Mica semplice affrontare un argomento del genere. Che cosa diavolo vuol dire però usare in maniera corretta il linguaggio? Che si deve conoscere la grammatica e la sintassi, ma questo è ovvio, infatti non è questo l’argomento che desidero affrontare.
Secondo me, utilizzare in modo corretto il linguaggio significa rendere in maniera onesta ed efficace l’esperienza. In apparenza si tratta di una definizione piuttosto vaga, mentre in realtà coglie nel segno. Proverò a spiegare.
Esistono due modi di usare la lingua: quello per avvicinare le persone, gettare cioè un ponte verso di esse. Per questo motivo abbiamo imparato a parlare, invece che esprimerci con grugniti. All’inizio andava bene così, perché nelle savane africane il primo scopo dei nostri antenati era sopravvivere. Quando ci siamo evoluti un poco, e abbiamo cominciato a comprendere la complessità del mondo, l’unica maniera per rendere testimonianza appunto del mondo era evolvere il linguaggio. E anche per decifrare il mondo, cercare di comprenderlo e dominarlo.

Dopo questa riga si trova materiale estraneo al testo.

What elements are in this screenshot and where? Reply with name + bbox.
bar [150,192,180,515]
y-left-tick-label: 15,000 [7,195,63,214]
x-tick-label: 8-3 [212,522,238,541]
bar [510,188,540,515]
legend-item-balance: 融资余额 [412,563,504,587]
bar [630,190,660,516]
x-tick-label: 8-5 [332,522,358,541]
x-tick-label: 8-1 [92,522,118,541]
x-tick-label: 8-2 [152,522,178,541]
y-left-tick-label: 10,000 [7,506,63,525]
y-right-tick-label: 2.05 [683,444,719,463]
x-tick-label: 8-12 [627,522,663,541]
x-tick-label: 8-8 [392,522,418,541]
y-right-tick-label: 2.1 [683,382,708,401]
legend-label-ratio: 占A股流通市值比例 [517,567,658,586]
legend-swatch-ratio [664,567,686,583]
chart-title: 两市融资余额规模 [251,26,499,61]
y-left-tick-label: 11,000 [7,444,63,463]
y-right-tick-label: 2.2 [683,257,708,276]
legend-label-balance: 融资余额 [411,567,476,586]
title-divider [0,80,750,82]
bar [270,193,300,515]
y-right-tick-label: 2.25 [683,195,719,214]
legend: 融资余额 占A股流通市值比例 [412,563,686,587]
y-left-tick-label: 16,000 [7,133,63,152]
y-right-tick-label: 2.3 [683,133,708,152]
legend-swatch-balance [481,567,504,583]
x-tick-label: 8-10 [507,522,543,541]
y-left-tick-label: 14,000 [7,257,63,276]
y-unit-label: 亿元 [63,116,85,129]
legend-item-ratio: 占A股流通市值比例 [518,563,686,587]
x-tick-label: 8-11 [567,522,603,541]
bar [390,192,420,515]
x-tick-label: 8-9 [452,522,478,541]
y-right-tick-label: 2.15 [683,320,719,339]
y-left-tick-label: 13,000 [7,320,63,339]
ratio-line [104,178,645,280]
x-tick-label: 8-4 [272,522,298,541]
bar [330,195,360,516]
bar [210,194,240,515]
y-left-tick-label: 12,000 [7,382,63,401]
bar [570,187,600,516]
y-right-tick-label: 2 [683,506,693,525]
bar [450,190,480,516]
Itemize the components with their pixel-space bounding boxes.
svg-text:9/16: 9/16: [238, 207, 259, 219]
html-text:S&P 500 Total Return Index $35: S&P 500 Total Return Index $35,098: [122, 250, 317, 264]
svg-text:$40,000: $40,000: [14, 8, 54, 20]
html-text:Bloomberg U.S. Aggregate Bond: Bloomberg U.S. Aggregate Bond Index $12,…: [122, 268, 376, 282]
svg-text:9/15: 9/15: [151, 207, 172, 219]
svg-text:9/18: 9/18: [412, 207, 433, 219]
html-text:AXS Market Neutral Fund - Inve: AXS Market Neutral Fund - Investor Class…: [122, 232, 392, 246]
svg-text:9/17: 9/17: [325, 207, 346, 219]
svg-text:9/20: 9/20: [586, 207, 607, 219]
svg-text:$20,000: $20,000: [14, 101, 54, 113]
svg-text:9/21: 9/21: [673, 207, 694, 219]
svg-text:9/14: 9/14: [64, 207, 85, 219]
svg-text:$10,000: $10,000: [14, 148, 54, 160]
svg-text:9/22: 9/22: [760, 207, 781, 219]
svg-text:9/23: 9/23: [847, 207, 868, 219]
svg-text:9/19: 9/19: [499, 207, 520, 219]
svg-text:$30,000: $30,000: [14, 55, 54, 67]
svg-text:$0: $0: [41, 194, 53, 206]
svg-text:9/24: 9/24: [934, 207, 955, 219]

Il secondo modo è di banalizzare il linguaggio, e quindi la realtà. Il termine “realtà” rischia di essere troppo neutro me ne rendo conto; però in esso trovano posto le nostre esperienze. Grandi o piccole che siano, hanno un sapore e uno spessore unico, poiché ciascuno di noi è appunto unico.
Da tempo questa idea a proposito dell’unicità della persona ha lasciato spazio a qualcosa di ben diverso. Per un malinteso senso di egualitarismo (in realtà si tratta di uniformità, quindi di omologazione) si è cercato con successo di imporre una visione differente. Il linguaggio è stato piegato a uno scopo ben preciso. Non per comunicare, unire, bensì per rendere banale. Che sia inevitabile? Non saprei, di certo sono persuaso che a un certo punto ciascuno di noi ha la possibilità di cambiare.
L’atteggiamento che prevale da alcuni anni è quello che pretende di instaurare con le proprie esperienze un atteggiamento neutro. Quasi scientifico, mentre pure la scienza è, contrariamente a quello che si crede, tutt’altro che fredda e senza cuore.
Gli scienziati migliori sono ottimi comunicatori non perché siano neutrali, ma proprio perché usano un linguaggio capace di celebrare nel modo migliore le loro esperienze.
Anche l’esordiente percorre la scorciatoia di un uso del linguaggio asettico, e algido. Sono vittime di un’idea che guarda alla realtà e pretende che sia neutra, e che il fine di chi racconta le storie sia quello di eliminare tutto quello che potrebbe influenzare il giudizio del lettore. In caso contrario, si commetterebbe un abuso, si supererebbe un confine e si entrerebbe nel mondo di chi legge con la pretesa di cambiare il suo modo di vedere.
Peccato che la vita sia esattamente qualcosa del genere: un’intrusione. E non si può affrontarla senza avere con sé un linguaggio in grado di comprendere cosa accade. Un linguaggio corretto, appunto.
Le esperienze hanno necessità di vivere, e quindi devono possedere una lingua adatta. Spesso per essere comprensibili si sceglie la strada di una prosa troppo banale. A volte è persino corretta (in realtà nella maggior parte dei casi non lo è affatto), però non ha nerbo. Quindi si produce un linguaggio che separa dall’esperienza, dalla vita.
Ecco perché è necessario affrontare il linguaggio con la stessa determinazione con quale affrontiamo una storia. Non è un dettaglio, e la sua fondamentale correttezza non è garanzia di alcunché.
Il linguaggio o rende testimonianza della vita, oppure è chiacchiera.